ONE OF THE  most popular questions I get asked is – “Are women better multitaskers than men?” The answer is – yes. Research has shown that women are better at maintaining continuity in their work in the following ways – they find it harder to get interrupted than men do and when they are interrupted they return to their tasks quicker than men do. Women are better at multitasking.

Why, is always the next question. Women have had to be. They are better at this because of they have practice of multitasking with family, home and work commitments. At the end of the day they have to pick up the kids, get meals ready and due to these factors they probably have had to be more efficient as they have a lot of tasks to do.

While women may be better at multitasking, everyone has to do some form of it in a modern-day office environment.

Technology

We have benefited a lot from technology – we can type faster, find out information faster. There is no question it has had its advantages. But it has brought the temptation to be distracted more, so really it is a double-edged sword.

With computers, there is more temptation to switch tasks more often. So if you are working on a word document, Google can get you straight to your email – and suddenly you are doing two tasks.
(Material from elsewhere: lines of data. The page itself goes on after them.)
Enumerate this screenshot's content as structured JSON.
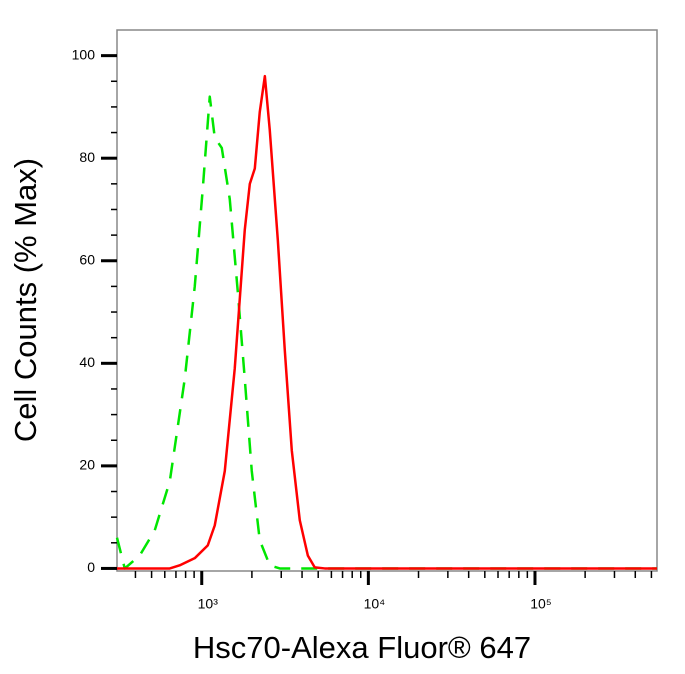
{
  "chart_data": {
    "type": "line",
    "x_label": "Hsc70-Alexa Fluor® 647",
    "y_label": "Cell Counts (% Max)",
    "xscale": "log",
    "xlim": [
      310,
      540000
    ],
    "ylim": [
      -0.5,
      105
    ],
    "xticks": [
      {
        "value": 1000,
        "label": "10³"
      },
      {
        "value": 10000,
        "label": "10⁴"
      },
      {
        "value": 100000,
        "label": "10⁵"
      }
    ],
    "xminorticks": [
      400,
      500,
      600,
      700,
      800,
      900,
      2000,
      3000,
      4000,
      5000,
      6000,
      7000,
      8000,
      9000,
      20000,
      30000,
      40000,
      50000,
      60000,
      70000,
      80000,
      90000,
      200000,
      300000,
      400000,
      500000
    ],
    "yticks": [
      0,
      20,
      40,
      60,
      80,
      100
    ],
    "yminorticks": [
      5,
      10,
      15,
      25,
      30,
      35,
      45,
      50,
      55,
      65,
      70,
      75,
      85,
      90,
      95
    ],
    "series": [
      {
        "color": "#00e600",
        "dash": true,
        "x": [
          310,
          345,
          424,
          522,
          643,
          791,
          908,
          1014,
          1117,
          1197,
          1319,
          1473,
          1645,
          1812,
          1996,
          2229,
          2560,
          2940,
          10000,
          100000,
          540000
        ],
        "values": [
          6,
          0,
          2.5,
          7.4,
          17,
          37,
          55,
          74,
          92,
          84,
          82,
          72,
          54,
          37,
          19,
          5.5,
          0.6,
          0,
          0,
          0,
          0
        ]
      },
      {
        "color": "#ff0000",
        "dash": false,
        "x": [
          310,
          643,
          737,
          908,
          1087,
          1197,
          1375,
          1578,
          1812,
          1943,
          2082,
          2229,
          2392,
          2560,
          2862,
          3150,
          3471,
          3876,
          4334,
          4766,
          5475,
          100000,
          540000
        ],
        "values": [
          0,
          0,
          0.6,
          2,
          4.5,
          8.4,
          19,
          39,
          66,
          75,
          78,
          89,
          96,
          85.5,
          64,
          42.6,
          23,
          9.4,
          2.5,
          0.2,
          0,
          0,
          0
        ]
      }
    ]
  }
}
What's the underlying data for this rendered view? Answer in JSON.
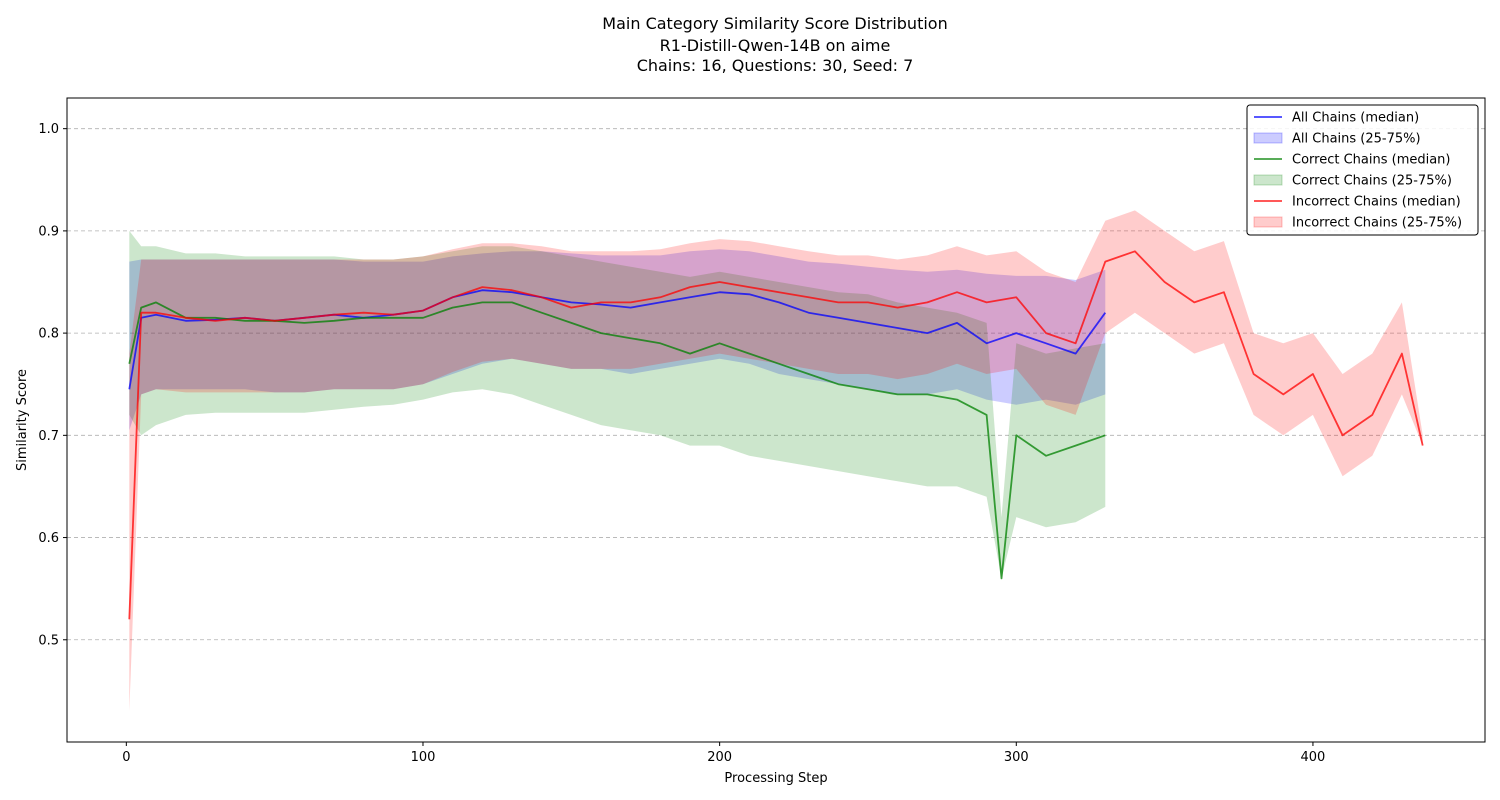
{
  "chart_data": {
    "type": "line",
    "title_lines": [
      "Main Category Similarity Score Distribution",
      "R1-Distill-Qwen-14B on aime",
      "Chains: 16, Questions: 30, Seed: 7"
    ],
    "xlabel": "Processing Step",
    "ylabel": "Similarity Score",
    "xlim": [
      -20,
      458
    ],
    "ylim": [
      0.4,
      1.03
    ],
    "xticks": [
      0,
      100,
      200,
      300,
      400
    ],
    "yticks": [
      0.5,
      0.6,
      0.7,
      0.8,
      0.9,
      1.0
    ],
    "grid": "horizontal dashed",
    "legend_position": "top-right",
    "series": [
      {
        "name": "All Chains",
        "color": "#0000ff",
        "median_label": "All Chains (median)",
        "band_label": "All Chains (25-75%)",
        "x": [
          1,
          5,
          10,
          20,
          30,
          40,
          50,
          60,
          70,
          80,
          90,
          100,
          110,
          120,
          130,
          140,
          150,
          160,
          170,
          180,
          190,
          200,
          210,
          220,
          230,
          240,
          250,
          260,
          270,
          280,
          290,
          300,
          310,
          320,
          330
        ],
        "median": [
          0.745,
          0.815,
          0.818,
          0.812,
          0.813,
          0.815,
          0.812,
          0.815,
          0.818,
          0.815,
          0.818,
          0.822,
          0.835,
          0.842,
          0.84,
          0.835,
          0.83,
          0.828,
          0.825,
          0.83,
          0.835,
          0.84,
          0.838,
          0.83,
          0.82,
          0.815,
          0.81,
          0.805,
          0.8,
          0.81,
          0.79,
          0.8,
          0.79,
          0.78,
          0.82
        ],
        "q25": [
          0.705,
          0.74,
          0.745,
          0.745,
          0.745,
          0.745,
          0.742,
          0.742,
          0.745,
          0.745,
          0.745,
          0.75,
          0.76,
          0.77,
          0.775,
          0.77,
          0.765,
          0.765,
          0.76,
          0.765,
          0.77,
          0.775,
          0.77,
          0.76,
          0.755,
          0.75,
          0.745,
          0.74,
          0.74,
          0.745,
          0.735,
          0.73,
          0.735,
          0.73,
          0.74
        ],
        "q75": [
          0.87,
          0.872,
          0.872,
          0.872,
          0.872,
          0.872,
          0.872,
          0.872,
          0.872,
          0.87,
          0.87,
          0.87,
          0.875,
          0.878,
          0.88,
          0.88,
          0.878,
          0.876,
          0.876,
          0.876,
          0.88,
          0.882,
          0.88,
          0.875,
          0.87,
          0.868,
          0.865,
          0.862,
          0.86,
          0.862,
          0.858,
          0.856,
          0.856,
          0.852,
          0.862
        ]
      },
      {
        "name": "Correct Chains",
        "color": "#008000",
        "median_label": "Correct Chains (median)",
        "band_label": "Correct Chains (25-75%)",
        "x": [
          1,
          5,
          10,
          20,
          30,
          40,
          50,
          60,
          70,
          80,
          90,
          100,
          110,
          120,
          130,
          140,
          150,
          160,
          170,
          180,
          190,
          200,
          210,
          220,
          230,
          240,
          250,
          260,
          270,
          280,
          290,
          295,
          300,
          310,
          320,
          330
        ],
        "median": [
          0.77,
          0.825,
          0.83,
          0.815,
          0.815,
          0.812,
          0.812,
          0.81,
          0.812,
          0.815,
          0.815,
          0.815,
          0.825,
          0.83,
          0.83,
          0.82,
          0.81,
          0.8,
          0.795,
          0.79,
          0.78,
          0.79,
          0.78,
          0.77,
          0.76,
          0.75,
          0.745,
          0.74,
          0.74,
          0.735,
          0.72,
          0.56,
          0.7,
          0.68,
          0.69,
          0.7
        ],
        "q25": [
          0.72,
          0.7,
          0.71,
          0.72,
          0.722,
          0.722,
          0.722,
          0.722,
          0.725,
          0.728,
          0.73,
          0.735,
          0.742,
          0.745,
          0.74,
          0.73,
          0.72,
          0.71,
          0.705,
          0.7,
          0.69,
          0.69,
          0.68,
          0.675,
          0.67,
          0.665,
          0.66,
          0.655,
          0.65,
          0.65,
          0.64,
          0.56,
          0.62,
          0.61,
          0.615,
          0.63
        ],
        "q75": [
          0.9,
          0.885,
          0.885,
          0.878,
          0.878,
          0.875,
          0.875,
          0.875,
          0.875,
          0.872,
          0.872,
          0.875,
          0.88,
          0.885,
          0.885,
          0.88,
          0.875,
          0.87,
          0.865,
          0.86,
          0.855,
          0.86,
          0.855,
          0.85,
          0.845,
          0.84,
          0.838,
          0.83,
          0.825,
          0.82,
          0.81,
          0.62,
          0.79,
          0.78,
          0.785,
          0.79
        ]
      },
      {
        "name": "Incorrect Chains",
        "color": "#ff0000",
        "median_label": "Incorrect Chains (median)",
        "band_label": "Incorrect Chains (25-75%)",
        "x": [
          1,
          5,
          10,
          20,
          30,
          40,
          50,
          60,
          70,
          80,
          90,
          100,
          110,
          120,
          130,
          140,
          150,
          160,
          170,
          180,
          190,
          200,
          210,
          220,
          230,
          240,
          250,
          260,
          270,
          280,
          290,
          300,
          310,
          320,
          330,
          340,
          350,
          360,
          370,
          380,
          390,
          400,
          410,
          420,
          430,
          437
        ],
        "median": [
          0.52,
          0.82,
          0.82,
          0.815,
          0.812,
          0.815,
          0.812,
          0.815,
          0.818,
          0.82,
          0.818,
          0.822,
          0.835,
          0.845,
          0.842,
          0.835,
          0.825,
          0.83,
          0.83,
          0.835,
          0.845,
          0.85,
          0.845,
          0.84,
          0.835,
          0.83,
          0.83,
          0.825,
          0.83,
          0.84,
          0.83,
          0.835,
          0.8,
          0.79,
          0.87,
          0.88,
          0.85,
          0.83,
          0.84,
          0.76,
          0.74,
          0.76,
          0.7,
          0.72,
          0.78,
          0.69
        ],
        "q25": [
          0.43,
          0.74,
          0.745,
          0.742,
          0.742,
          0.742,
          0.742,
          0.742,
          0.745,
          0.745,
          0.745,
          0.75,
          0.762,
          0.772,
          0.775,
          0.77,
          0.765,
          0.765,
          0.765,
          0.77,
          0.775,
          0.78,
          0.775,
          0.77,
          0.765,
          0.76,
          0.76,
          0.755,
          0.76,
          0.77,
          0.76,
          0.765,
          0.73,
          0.72,
          0.8,
          0.82,
          0.8,
          0.78,
          0.79,
          0.72,
          0.7,
          0.72,
          0.66,
          0.68,
          0.74,
          0.69
        ],
        "q75": [
          0.78,
          0.872,
          0.872,
          0.872,
          0.872,
          0.872,
          0.872,
          0.872,
          0.872,
          0.872,
          0.872,
          0.875,
          0.882,
          0.888,
          0.888,
          0.885,
          0.88,
          0.88,
          0.88,
          0.882,
          0.888,
          0.892,
          0.89,
          0.885,
          0.88,
          0.876,
          0.876,
          0.872,
          0.876,
          0.885,
          0.876,
          0.88,
          0.86,
          0.85,
          0.91,
          0.92,
          0.9,
          0.88,
          0.89,
          0.8,
          0.79,
          0.8,
          0.76,
          0.78,
          0.83,
          0.7
        ]
      }
    ]
  }
}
The office 100 years ago was a very different place. The work that went on there was actually done with different devices. So if you wanted to do a calculation you had to go to an adding machine, and if you wanted to type you had to use a typewriter. It was physically harder to change activities. With computing, it is all in the same box.

No one has actually looked at the big picture to see whether the influx in these new devices – like the iPhone – make us more efficient or if perhaps the old ways worked best.

I conducted a study where we cut off email in a workplace for five days. We found that people actually multitasked less – as in, they switched their tasks less frequently and spent longer time periods focusing on individual tasks. We had the workers wear heart rate monitors and we found that their stress also went down.

Cognitive switching

If you spend a longer period of time thinking and focusing on a task rather than switching back and forth then that is better, because when you switch it is a cognitive switch – and it brings with it a cognitive cost.

I don’t think this kind of research is being utilised. But I think for planning information technology in a work place it needs to be looked at.

Following the study, we recommended batching email, which means instead of continual emailing you send it out once in the morning and once after lunch. The way people email now increases peoples’ expectations – as in people are constantly checking it to see who has replied and that can increase stress levels. If you only send it out twice a day then you will know that the reason people haven’t replied to your email is because you haven’t sent it yet, so it is a way to create more sanity in the organisation level.

We are caught between two eras. On the one hand we are living through the proliferation of all these new devices, and we can hardly keep up with these developments. On the other, as users of these devices we still haven’t found a way to successfully integrate them into our lives. We can find our information fragmented across a number of devices. We can do better – we need to make technological design match efficient usage patterns.

My feeling is that we have gone too far. In terms of technology in work practices there have been downfalls. I think it is always better to meet face to face. In the study everyone reported how rewarding and important it was to have these face to face interactions and they said they found this was missing when they were just using their email to do business. It is so easy to just send an email but there is something to be said for the old ways of doing business.

We shouldn’t go overboard, we should still try and maintain face to face interactions.

Gloria Mark is a Professor in the Department of Informatics at the University of California, Irvine.  Her principle research areas are in human-computer interaction and computer-supported cooperative work. Her current projects include studying multi-tasking of information workers, IT use for resilience in disrupted environments, and Big Data analytics.